Offshore Tax Evasion Remains on IRS “Dirty Dozen” List for 2017

In International Tax, Offshore Tax, OVDP by Jason FreemanLeave a Comment

Every year, the IRS compiles its “Dirty Dozen” list of tax scams/priorities—a list of tax enforcement priorities that the IRS and the Department of Justice work closely to address and, where appropriate, prosecute.  Not surprisingly, offshore tax evasion is once again among the agency’s top enforcement priorities.

Offshore tax evasion has been a high priority since the IRS’s rollout of the 2009 Offshore Voluntary Disclosure Program (“OVDP”).   Since the 2009 OVDP, there have been more than 55,800 disclosures of previously-unreported foreign accounts and the IRS has collected more than $9.9 billion related to such disclosures.  By any measure, the program has been a phenomenal success for the IRS, and it has allowed many taxpayers to avoid significant exposure to civil penalties and to avoid criminal prosecution.

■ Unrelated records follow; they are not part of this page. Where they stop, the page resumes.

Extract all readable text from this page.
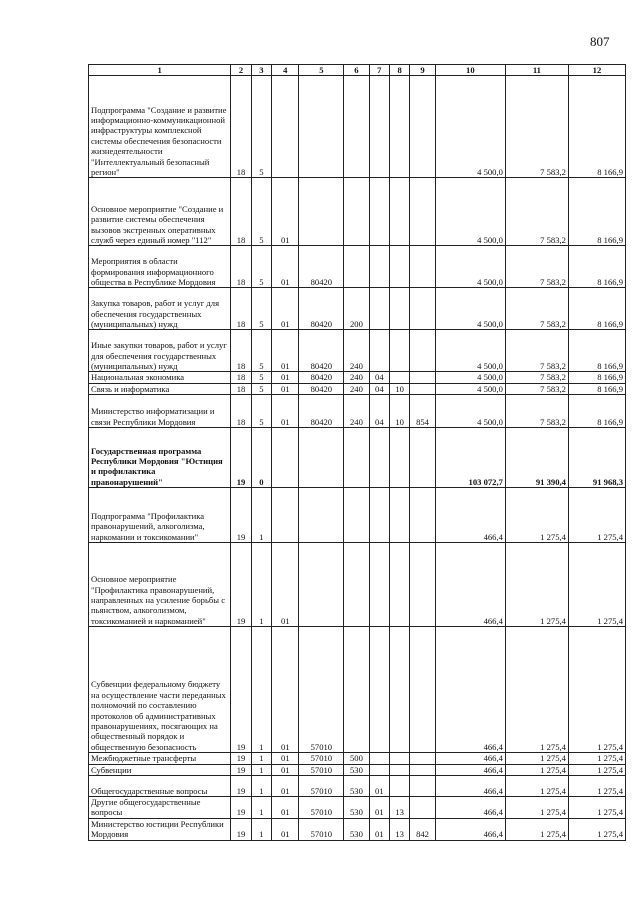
807
1	2	3	4	5	6	7	8	9	10	11	12
Подпрограмма "Создание и развитие информационно-коммуникационной инфраструктуры комплексной системы обеспечения безопасности жизнедеятельности "Интеллектуальный безопасный регион"	18	5							4 500,0	7 583,2	8 166,9
Основное мероприятие "Создание и развитие системы обеспечения вызовов экстренных оперативных служб через единый номер "112"	18	5	01						4 500,0	7 583,2	8 166,9
Мероприятия в области формирования информационного общества в Республике Мордовия	18	5	01	80420					4 500,0	7 583,2	8 166,9
Закупка товаров, работ и услуг для обеспечения государственных (муниципальных) нужд	18	5	01	80420	200				4 500,0	7 583,2	8 166,9
Иные закупки товаров, работ и услуг для обеспечения государственных (муниципальных) нужд	18	5	01	80420	240				4 500,0	7 583,2	8 166,9
Национальная экономика	18	5	01	80420	240	04			4 500,0	7 583,2	8 166,9
Связь и информатика	18	5	01	80420	240	04	10		4 500,0	7 583,2	8 166,9
Министерство информатизации и связи Республики Мордовия	18	5	01	80420	240	04	10	854	4 500,0	7 583,2	8 166,9
Государственная программа Республики Мордовия "Юстиция и профилактика правонарушений"	19	0							103 072,7	91 390,4	91 968,3
Подпрограмма "Профилактика правонарушений, алкоголизма, наркомании и токсикомании"	19	1							466,4	1 275,4	1 275,4
Основное мероприятие "Профилактика правонарушений, направленных на усиление борьбы с пьянством, алкоголизмом, токсикоманией и наркоманией"	19	1	01						466,4	1 275,4	1 275,4
Субвенции федеральному бюджету на осуществление части переданных полномочий по составлению протоколов об административных правонарушениях, посягающих на общественный порядок и общественную безопасность	19	1	01	57010					466,4	1 275,4	1 275,4
Межбюджетные трансферты	19	1	01	57010	500				466,4	1 275,4	1 275,4
Субвенции	19	1	01	57010	530				466,4	1 275,4	1 275,4
Общегосударственные вопросы	19	1	01	57010	530	01			466,4	1 275,4	1 275,4
Другие общегосударственные вопросы	19	1	01	57010	530	01	13		466,4	1 275,4	1 275,4
Министерство юстиции Республики Мордовия	19	1	01	57010	530	01	13	842	466,4	1 275,4	1 275,4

In addition, another 48,000 taxpayers have come forward under a separate, streamlined procedure to correct prior non-willful omissions, paying approximately $450 million in taxes, interest and penalties in the process—and avoiding substantial penalty exposure in the process.

In conjunction with these programs, the IRS has also conducted thousands of offshore-related civil audits, resulting in tens of millions of dollars in unpaid taxes; it has also pursued criminal charges leading to billions in criminal fines and restitutions.  The government has been serious about the crackdown—and it remains serious.

As part of the Dirty Dozen rollout, IRS Commissioner John Koskinen reinforced the agency’s continued commitment to offshore tax enforcement: “Offshore compliance remains a top IRS priority. We’ve collected $10 billion in back taxes in recent years with 100,000 taxpayers making use of our voluntary disclosure programs.”  Commissioner Koskinen also hit on another continuing theme: “The IRS receives more foreign account information each year, making it harder to hide income offshore.”  The reality is that the government—through weapons like FATCA, the Swiss Bank Program, and a growing database of information and connections—is better armed than it has ever been.

A few snippets from The IRS’s recently issued “Dirty Dozen” reminder are set forth below:

Over the years, numerous individuals have been identified as evading U.S. taxes by attempting to hide income in offshore banks, brokerage accounts or nominee entities. Then access the funds using debit cards, credit cards or wire transfers. Others have employed foreign trusts, employee-leasing schemes, private annuities or insurance plans for the same purpose.

The IRS uses information gained from its investigations to pursue taxpayers with undeclared accounts, as well as bankers and others suspected of helping clients hide their assets overseas.

While there are legitimate reasons for maintaining financial accounts abroad, there are reporting requirements that need to be fulfilled. U.S. taxpayers who maintain such accounts and who do not comply with reporting requirements are breaking the law and risk significant  fines, as well as the possibility of criminal prosecution.

Since 2009, tens of thousands of individuals have come forward to voluntarily disclose their foreign financial accounts, taking advantage of special opportunities to comply with the U.S. tax system and resolve their tax obligations. And, with new foreign account reporting requirements being phased in over the next few years, hiding income offshore is increasingly more difficult.

The IRS went on to also remind taxpayers about the automatic third-party account reporting regime that is now entering its second year under the Foreign Account Tax Compliance Act (“FATCA”), and the U.S.’s network of intergovernmental agreements with partner jurisdictions that have helped make this program into a robust reporting regime that has dramatically increased transparency—and the risk of being discovered.  The Service added a reminder about the vast amounts of information coming out of the Department of Justice’s Swiss Bank Program, and the data mining that is currently taking place with respect to the information that has been obtained from foreign banks under that program.  The takeaway is clear: The government remains committee, perhaps now more than ever, to offshore tax enforcement.  And with programs like the OVDP and Streamlined Compliance Procedure being open-ended and subject to ending at any time, for many, the time to act may be now.